Correlation with corr() in Data Analysis Python - Time & Space Complexity
We want to understand how the time to calculate correlation grows as the data size increases.
Specifically, how does the corr() function behave when working with larger datasets?
Analyze the time complexity of the following code snippet.
import pandas as pd
n = 1000 # example size
data = pd.DataFrame({
'A': range(n),
'B': range(n, 0, -1)
})
result = data.corr()
This code creates a DataFrame with two columns of length n and calculates their correlation matrix.
Identify the loops, recursion, array traversals that repeat.
- Primary operation: Pairwise correlation calculation between columns.
- How many times: For each pair of columns, it processes all n rows once.
As the number of rows n grows, the time to compute correlation grows roughly in direct proportion.
| Input Size (n) | Approx. Operations |
|---|---|
| 10 | About 10 operations per column pair |
| 100 | About 100 operations per column pair |
| 1000 | About 1000 operations per column pair |
Pattern observation: Doubling the number of rows roughly doubles the work needed.

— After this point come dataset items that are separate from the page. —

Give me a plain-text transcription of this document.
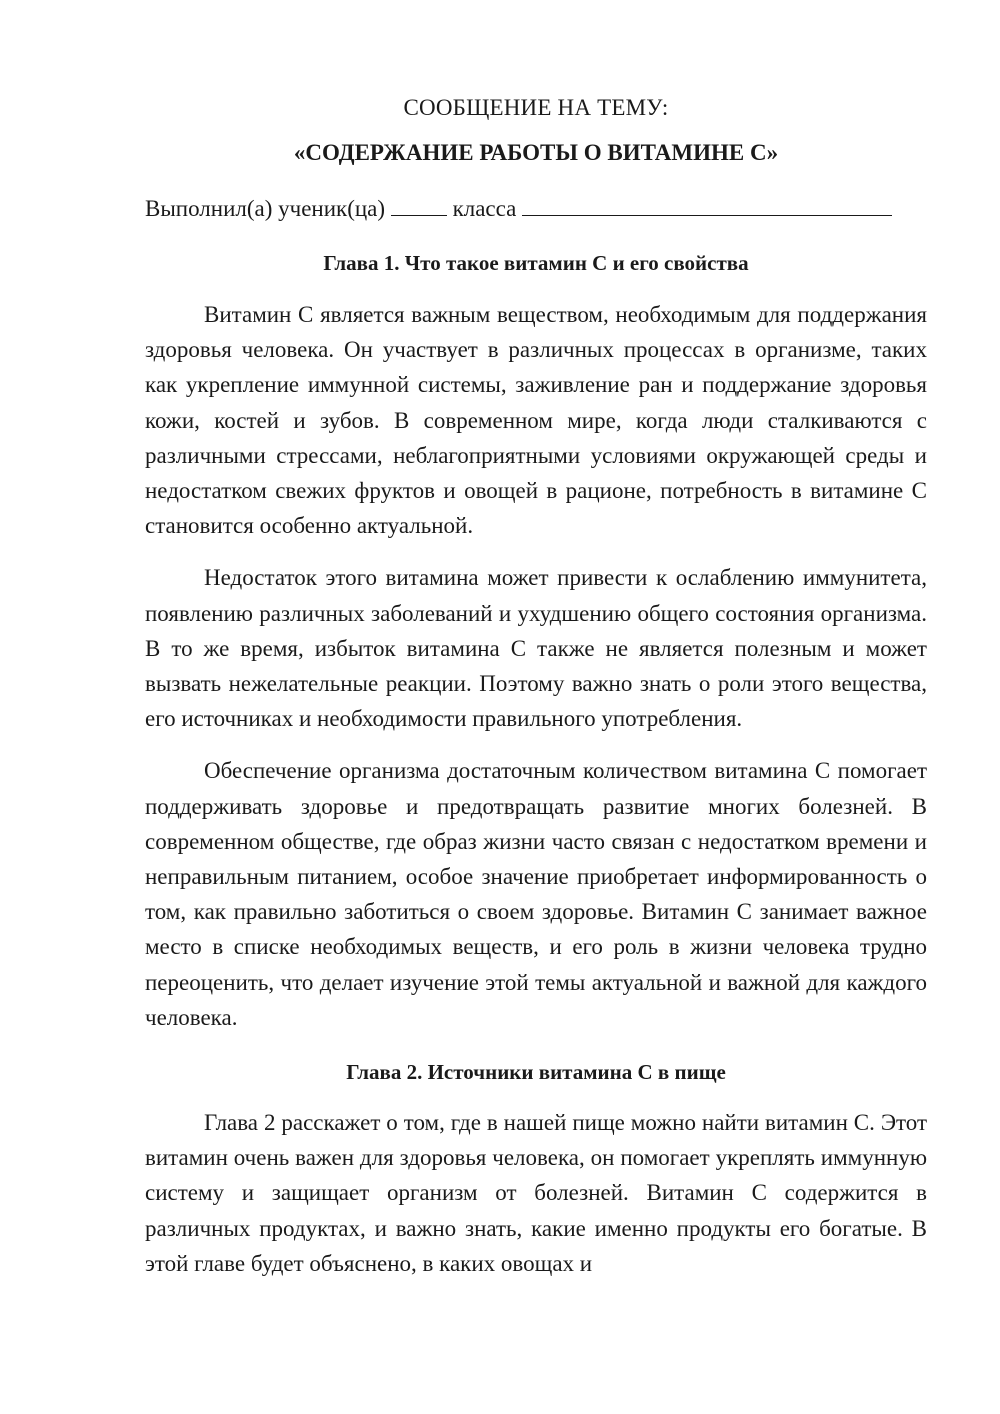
СООБЩЕНИЕ НА ТЕМУ:
«СОДЕРЖАНИЕ РАБОТЫ О ВИТАМИНЕ С»
Выполнил(а) ученик(ца)	класса
Глава 1. Что такое витамин С и его свойства

Витамин С является важным веществом, необходимым для поддержания здоровья человека. Он участвует в различных процессах в организме, таких как укрепление иммунной системы, заживление ран и поддержание здоровья кожи, костей и зубов. В современном мире, когда люди сталкиваются с различными стрессами, неблагоприятными условиями окружающей среды и недостатком свежих фруктов и овощей в рационе, потребность в витамине С становится особенно актуальной.

Недостаток этого витамина может привести к ослаблению иммунитета, появлению различных заболеваний и ухудшению общего состояния организма. В то же время, избыток витамина С также не является полезным и может вызвать нежелательные реакции. Поэтому важно знать о роли этого вещества, его источниках и необходимости правильного употребления.

Обеспечение организма достаточным количеством витамина С помогает поддерживать здоровье и предотвращать развитие многих болезней. В современном обществе, где образ жизни часто связан с недостатком времени и неправильным питанием, особое значение приобретает информированность о том, как правильно заботиться о своем здоровье. Витамин С занимает важное место в списке необходимых веществ, и его роль в жизни человека трудно переоценить, что делает изучение этой темы актуальной и важной для каждого человека.

Глава 2. Источники витамина С в пище

Глава 2 расскажет о том, где в нашей пище можно найти витамин С. Этот витамин очень важен для здоровья человека, он помогает укреплять иммунную систему и защищает организм от болезней. Витамин С содержится в различных продуктах, и важно знать, какие именно продукты его богатые. В этой главе будет объяснено, в каких овощах и
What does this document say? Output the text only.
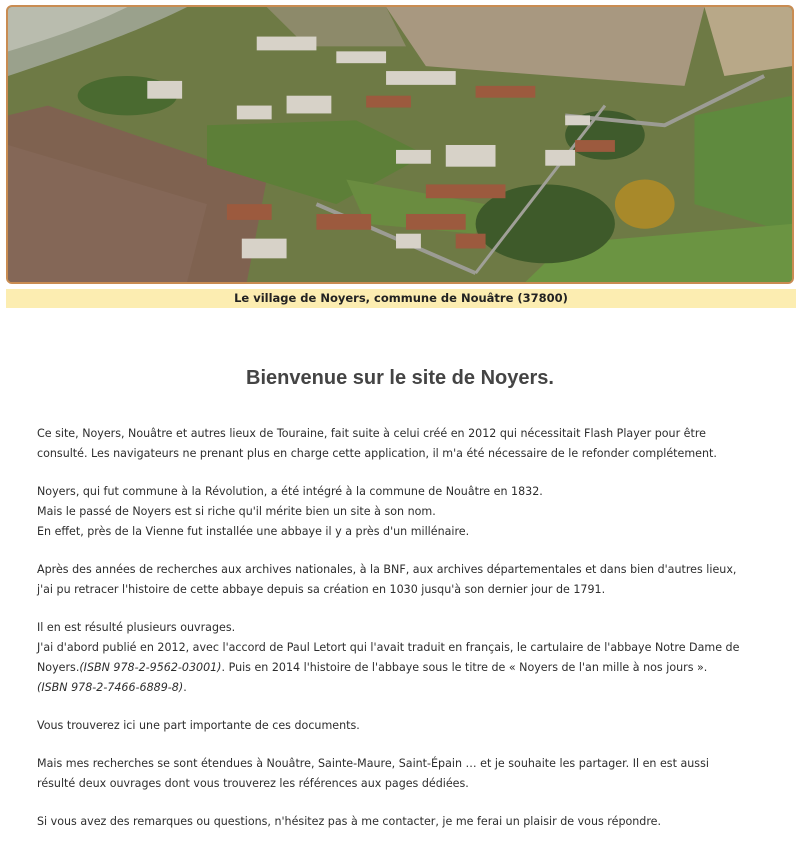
Le village de Noyers, commune de Nouâtre (37800)
Bienvenue sur le site de Noyers.

Ce site, Noyers, Nouâtre et autres lieux de Touraine, fait suite à celui créé en 2012 qui nécessitait Flash Player pour être
consulté. Les navigateurs ne prenant plus en charge cette application, il m'a été nécessaire de le refonder complétement.

Noyers, qui fut commune à la Révolution, a été intégré à la commune de Nouâtre en 1832.
Mais le passé de Noyers est si riche qu'il mérite bien un site à son nom.
En effet, près de la Vienne fut installée une abbaye il y a près d'un millénaire.

Après des années de recherches aux archives nationales, à la BNF, aux archives départementales et dans bien d'autres lieux,
j'ai pu retracer l'histoire de cette abbaye depuis sa création en 1030 jusqu'à son dernier jour de 1791.

Il en est résulté plusieurs ouvrages.
J'ai d'abord publié en 2012, avec l'accord de Paul Letort qui l'avait traduit en français, le cartulaire de l'abbaye Notre Dame de
Noyers.(ISBN 978-2-9562-03001). Puis en 2014 l'histoire de l'abbaye sous le titre de « Noyers de l'an mille à nos jours ».
(ISBN 978-2-7466-6889-8).

Vous trouverez ici une part importante de ces documents.

Mais mes recherches se sont étendues à Nouâtre, Sainte-Maure, Saint-Épain … et je souhaite les partager. Il en est aussi
résulté deux ouvrages dont vous trouverez les références aux pages dédiées.

Si vous avez des remarques ou questions, n'hésitez pas à me contacter, je me ferai un plaisir de vous répondre.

Time Complexity: O(n * m^2)
This means the time grows linearly with the number of rows and quadratically with the number of columns.
[X] Wrong: "Correlation calculation time depends only on the number of rows."
[OK] Correct: Because correlation is calculated for every pair of columns, the number of columns also affects the time, especially when there are many columns.
Understanding how correlation scales helps you explain data processing costs clearly and shows you can think about efficiency in real data tasks.
"What if we calculate correlation only between two columns instead of all pairs? How would the time complexity change?"